Diplomatic sources have told the BBC that Nigeria and Chad will provide most of the troops; respectively 3,250 and 3,000 men, including a Chadian special forces unit.
There will be 950 men from Cameroon, 750 from Niger and the remaining 750 from Benin. All of them will be under the command of a Nigerian general.
These figures include infantry troops and artillery but also gendarmes and police squads as well as engineering, logistical and civilian units.
'End of the food chain'
No timeline has so far been attached to the current plan; what will be achieved on the ground may drive any future decision to review this deployment.
On the map, the Cameroonian border area seems left out of the plan, which may force Chad to keep its current scenario going with some of its troops deployed south of its capital to fight alongside the Cameroonian forces.
As for the United Nations, "it comes a bit at the end of the food chain", a source at the Security Council said.
Western powers - perhaps with the exception of France - do not seem inclined to give this force more than a political endorsement to keep it a regional initiative.
Still, Nigeria is "dragging its feet at the Security Council", as another diplomatic source at the UN put it.
"Nigeria remains passive on the issue and it makes sure that things don't move forward when it should be the pen-holder [submitting statements and texts]."
It is election time in Nigeria and there is a sense that mounting a plan against Boko Haram now puts the incumbent President, Goodluck Jonathan, in an uncomfortable position.
After six years of escalating violence in Nigeria's north-eastern states, the Nigerian authorities have postponed the general election to allow time for a last-minute offensive against the insurgents.

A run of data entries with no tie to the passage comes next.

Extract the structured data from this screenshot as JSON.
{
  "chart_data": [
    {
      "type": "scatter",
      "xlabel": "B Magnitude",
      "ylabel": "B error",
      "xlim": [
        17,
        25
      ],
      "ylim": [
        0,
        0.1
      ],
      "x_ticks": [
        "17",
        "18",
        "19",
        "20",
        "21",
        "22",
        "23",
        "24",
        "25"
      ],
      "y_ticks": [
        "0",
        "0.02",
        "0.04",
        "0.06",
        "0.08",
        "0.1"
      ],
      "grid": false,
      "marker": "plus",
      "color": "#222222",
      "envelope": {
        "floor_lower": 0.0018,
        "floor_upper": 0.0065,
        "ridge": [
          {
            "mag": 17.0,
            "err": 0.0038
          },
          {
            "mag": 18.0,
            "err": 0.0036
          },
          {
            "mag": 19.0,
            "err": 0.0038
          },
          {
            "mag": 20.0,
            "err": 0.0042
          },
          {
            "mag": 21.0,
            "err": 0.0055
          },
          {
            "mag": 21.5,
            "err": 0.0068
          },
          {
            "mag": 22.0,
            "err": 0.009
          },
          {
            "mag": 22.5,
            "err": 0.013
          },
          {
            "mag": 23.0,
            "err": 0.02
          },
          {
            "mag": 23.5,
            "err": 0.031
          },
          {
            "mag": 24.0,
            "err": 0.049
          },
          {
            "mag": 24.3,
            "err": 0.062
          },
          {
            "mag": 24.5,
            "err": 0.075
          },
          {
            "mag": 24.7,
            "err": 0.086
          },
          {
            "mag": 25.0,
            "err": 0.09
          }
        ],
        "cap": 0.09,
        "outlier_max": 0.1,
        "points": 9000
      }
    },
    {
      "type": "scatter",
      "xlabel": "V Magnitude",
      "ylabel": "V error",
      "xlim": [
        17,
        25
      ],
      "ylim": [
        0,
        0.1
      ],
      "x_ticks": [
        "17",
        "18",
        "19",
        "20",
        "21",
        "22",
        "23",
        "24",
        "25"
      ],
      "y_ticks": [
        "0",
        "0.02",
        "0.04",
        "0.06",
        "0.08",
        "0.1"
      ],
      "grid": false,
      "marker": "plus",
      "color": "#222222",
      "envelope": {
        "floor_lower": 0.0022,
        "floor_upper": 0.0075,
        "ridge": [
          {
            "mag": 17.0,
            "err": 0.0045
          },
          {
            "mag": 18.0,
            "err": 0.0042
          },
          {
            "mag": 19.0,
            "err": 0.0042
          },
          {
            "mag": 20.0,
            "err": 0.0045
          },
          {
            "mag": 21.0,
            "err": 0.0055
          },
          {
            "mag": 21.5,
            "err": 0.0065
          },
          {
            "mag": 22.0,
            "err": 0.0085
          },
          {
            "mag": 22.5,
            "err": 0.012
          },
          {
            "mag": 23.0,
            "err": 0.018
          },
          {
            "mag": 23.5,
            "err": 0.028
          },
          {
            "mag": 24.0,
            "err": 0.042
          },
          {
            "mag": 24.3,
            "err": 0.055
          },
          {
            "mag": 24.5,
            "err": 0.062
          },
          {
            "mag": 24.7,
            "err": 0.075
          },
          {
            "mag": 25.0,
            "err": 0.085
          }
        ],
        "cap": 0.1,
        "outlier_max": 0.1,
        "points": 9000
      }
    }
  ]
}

But although Nigerian troops have recaptured a number of towns from Boko Haram's hands - at times with Chadian help - over the past two weeks, there is little chance that the insurgency can be crushed before the end of the month, when the election is now due.

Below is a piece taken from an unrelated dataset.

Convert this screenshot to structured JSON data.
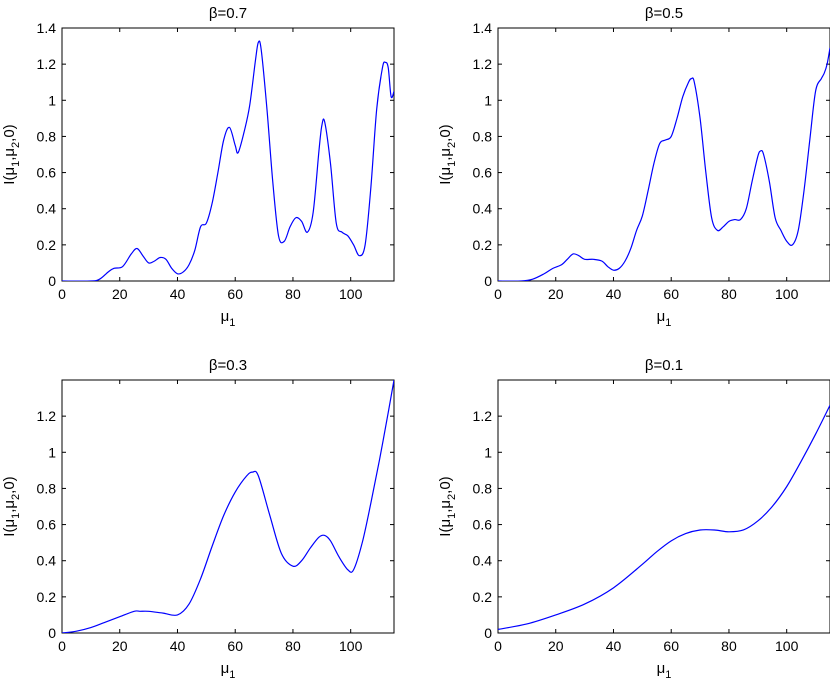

Mr Jonathan, who is seen as having barely dealt with the crisis, is now squeezed between his electoral campaign and a military offensive, hoping that both will turn in his favour.
In the meantime, Chad has clearly taken the lead. At the UN Security Council, where it is said to be "pushy", and on the ground, with Chadian troops deployed in Nigeria but also in Cameroon and in Niger.

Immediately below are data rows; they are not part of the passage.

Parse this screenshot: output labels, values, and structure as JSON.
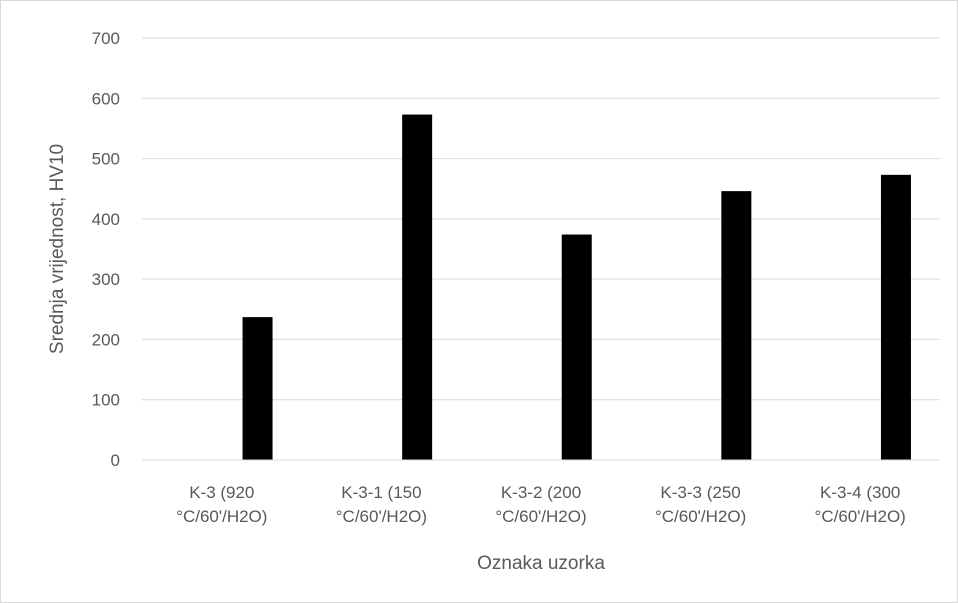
{
  "chart_data": {
    "type": "bar",
    "title": "",
    "xlabel": "Oznaka uzorka",
    "ylabel": "Srednja vrijednost, HV10",
    "ylim": [
      0,
      700
    ],
    "yticks": [
      0,
      100,
      200,
      300,
      400,
      500,
      600,
      700
    ],
    "grid": true,
    "legend": "none",
    "bar_color": "#000000",
    "grid_color": "#d9d9d9",
    "categories": [
      [
        "K-3 (920",
        "°C/60'/H2O)"
      ],
      [
        "K-3-1 (150",
        "°C/60'/H2O)"
      ],
      [
        "K-3-2 (200",
        "°C/60'/H2O)"
      ],
      [
        "K-3-3 (250",
        "°C/60'/H2O)"
      ],
      [
        "K-3-4 (300",
        "°C/60'/H2O)"
      ]
    ],
    "values": [
      237,
      573,
      374,
      446,
      473
    ]
  }
}
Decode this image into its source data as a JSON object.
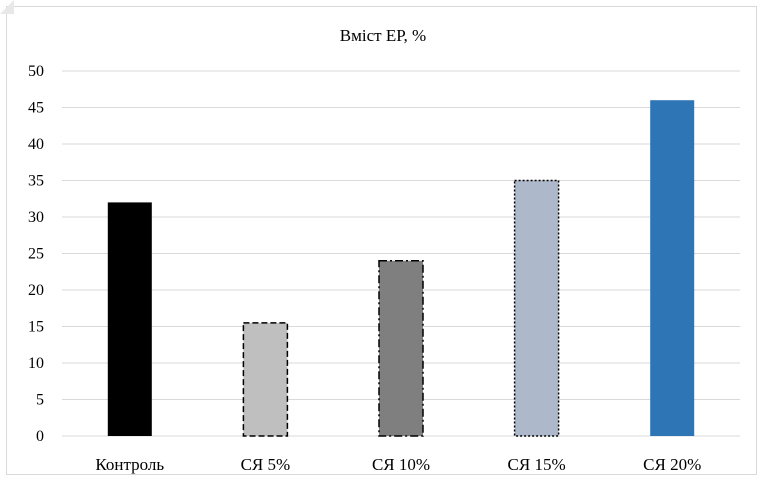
{
  "chart_data": {
    "type": "bar",
    "title": "Вміст ЕР, %",
    "xlabel": "",
    "ylabel": "",
    "categories": [
      "Контроль",
      "СЯ 5%",
      "СЯ 10%",
      "СЯ 15%",
      "СЯ 20%"
    ],
    "values": [
      32,
      15.5,
      24,
      35,
      46
    ],
    "ylim": [
      0,
      50
    ],
    "yticks": [
      "0",
      "5",
      "10",
      "15",
      "20",
      "25",
      "30",
      "35",
      "40",
      "45",
      "50"
    ],
    "grid": true,
    "legend": "none",
    "bar_colors": [
      "#000000",
      "#bfbfbf",
      "#7f7f7f",
      "#adb9ca",
      "#2e75b6"
    ],
    "bar_borders": [
      "none",
      "dashed",
      "dash-dot",
      "dotted",
      "none"
    ]
  }
}
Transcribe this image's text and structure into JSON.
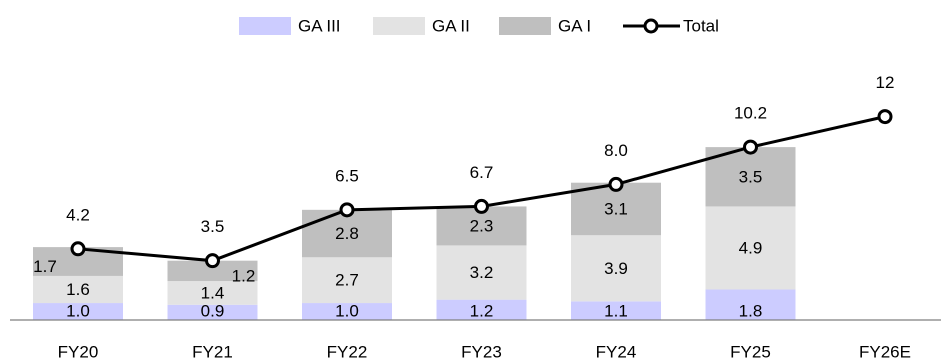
{
  "chart_data": {
    "type": "bar",
    "stacked": true,
    "categories": [
      "FY20",
      "FY21",
      "FY22",
      "FY23",
      "FY24",
      "FY25",
      "FY26E"
    ],
    "series": [
      {
        "name": "GA III",
        "color": "#ccccff",
        "values": [
          1.0,
          0.9,
          1.0,
          1.2,
          1.1,
          1.8,
          null
        ],
        "labels": [
          "1.0",
          "0.9",
          "1.0",
          "1.2",
          "1.1",
          "1.8",
          ""
        ]
      },
      {
        "name": "GA II",
        "color": "#e3e3e3",
        "values": [
          1.6,
          1.4,
          2.7,
          3.2,
          3.9,
          4.9,
          null
        ],
        "labels": [
          "1.6",
          "1.4",
          "2.7",
          "3.2",
          "3.9",
          "4.9",
          ""
        ]
      },
      {
        "name": "GA I",
        "color": "#bfbfbf",
        "values": [
          1.7,
          1.2,
          2.8,
          2.3,
          3.1,
          3.5,
          null
        ],
        "labels": [
          "1.7",
          "1.2",
          "2.8",
          "2.3",
          "3.1",
          "3.5",
          ""
        ]
      }
    ],
    "line": {
      "name": "Total",
      "values": [
        4.2,
        3.5,
        6.5,
        6.7,
        8.0,
        10.2,
        12
      ],
      "labels": [
        "4.2",
        "3.5",
        "6.5",
        "6.7",
        "8.0",
        "10.2",
        "12"
      ],
      "color": "#000000"
    },
    "title": "",
    "xlabel": "",
    "ylabel": "",
    "ylim": [
      0,
      13.7
    ],
    "grid": false,
    "legend_position": "top-center"
  }
}
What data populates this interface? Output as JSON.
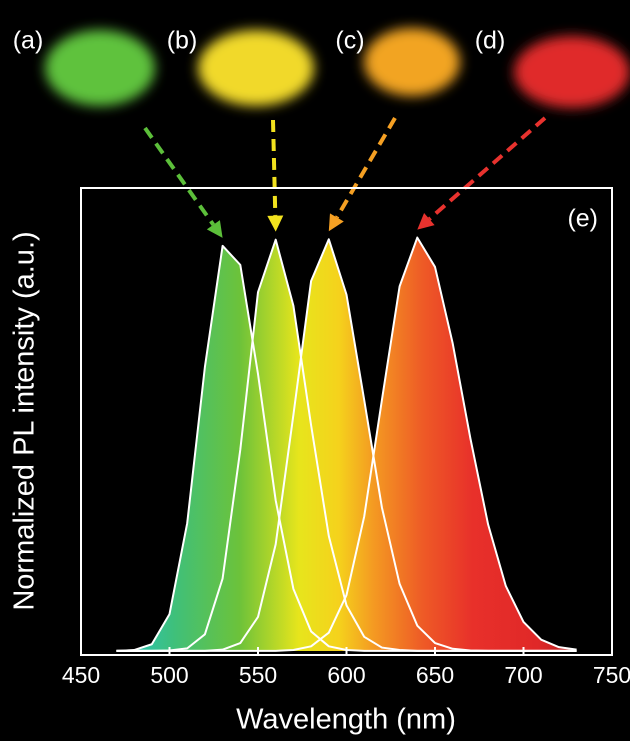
{
  "chart_data": {
    "type": "area",
    "x_label": "Wavelength (nm)",
    "y_label": "Normalized PL intensity (a.u.)",
    "annotation": "(e)",
    "x": [
      470,
      480,
      490,
      500,
      510,
      520,
      530,
      540,
      550,
      560,
      570,
      580,
      590,
      600,
      610,
      620,
      630,
      640,
      650,
      660,
      670,
      680,
      690,
      700,
      710,
      720,
      730
    ],
    "series": [
      {
        "label": "(a)",
        "color": "#5cbf3a",
        "values": [
          0,
          0.002,
          0.016,
          0.089,
          0.309,
          0.687,
          0.98,
          0.934,
          0.67,
          0.364,
          0.15,
          0.047,
          0.011,
          0.002,
          0,
          0,
          0,
          0,
          0,
          0,
          0,
          0,
          0,
          0,
          0,
          0,
          0
        ]
      },
      {
        "label": "(b)",
        "color": "#f2e21e",
        "values": [
          0,
          0,
          0,
          0.001,
          0.006,
          0.04,
          0.175,
          0.487,
          0.868,
          0.995,
          0.835,
          0.546,
          0.278,
          0.11,
          0.034,
          0.008,
          0.002,
          0,
          0,
          0,
          0,
          0,
          0,
          0,
          0,
          0,
          0
        ]
      },
      {
        "label": "(c)",
        "color": "#f5a023",
        "values": [
          0,
          0,
          0,
          0,
          0,
          0,
          0.003,
          0.019,
          0.082,
          0.258,
          0.571,
          0.895,
          0.996,
          0.862,
          0.607,
          0.347,
          0.162,
          0.061,
          0.019,
          0.005,
          0.001,
          0,
          0,
          0,
          0,
          0,
          0
        ]
      },
      {
        "label": "(d)",
        "color": "#e8322e",
        "values": [
          0,
          0,
          0,
          0,
          0,
          0,
          0,
          0,
          0,
          0,
          0.002,
          0.011,
          0.044,
          0.135,
          0.325,
          0.607,
          0.882,
          1,
          0.929,
          0.744,
          0.514,
          0.306,
          0.157,
          0.07,
          0.027,
          0.009,
          0.003
        ]
      }
    ],
    "xlim": [
      450,
      750
    ],
    "xticks": [
      450,
      500,
      550,
      600,
      650,
      700,
      750
    ],
    "ylim": [
      -0.01,
      1.12
    ]
  }
}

Chad has been impatient to act in order to protect its supply routes, crucial to its economy. Goods come through Cameroon's Far North while it exports oil through a pipeline running through Nigeria's Adamawa state.
There is scepticism that Nigeria will even bring a resolution before the Security Council following the AU vote, in which case Chad would probably seek UN backing for the region.
Boko Haram regional growth?
Funds for the MNJTF will not directly come from the United Nations but from donor countries led by France, the US and the UK, which will all stress human rights issues, given the track records of the armies involved.
In a paper published last month, external, Marc-Antoine Perouse de Montclos, researcher at Chatham House, suggested that a multi-national response to Boko Haram's threat might just help the Nigerian Islamist insurgency take on a more regional dimension.
After all, Boko Haram launched its first attacks on Chad and Niger after the authorities of both countries said that they were joining the fight.
On the contrary but with tempered optimism, Western diplomats reckon that this current plan will at best stop a Boko Haram spill-over in the region and weaken the insurgency in Nigeria.
But it will not be enough to flush it out of the north-eastern states.
"Nigeria isn't really part of the game so far, but Abuja is obviously key to solving the crisis," wrote Mr Perouse de Montclos.
Diplomats agree. The MNJTF may well get the institutional framework it will need to operate, but the co-operation efforts made by Nigeria's francophone neighbours will not achieve much without a real Nigerian strategy - both military and political - against Boko Haram.
A source at the UN Security Council bluntly summed it up: "All we see is the failure coming from six years of non-action.
"Nigeria needs to get a lot more involved."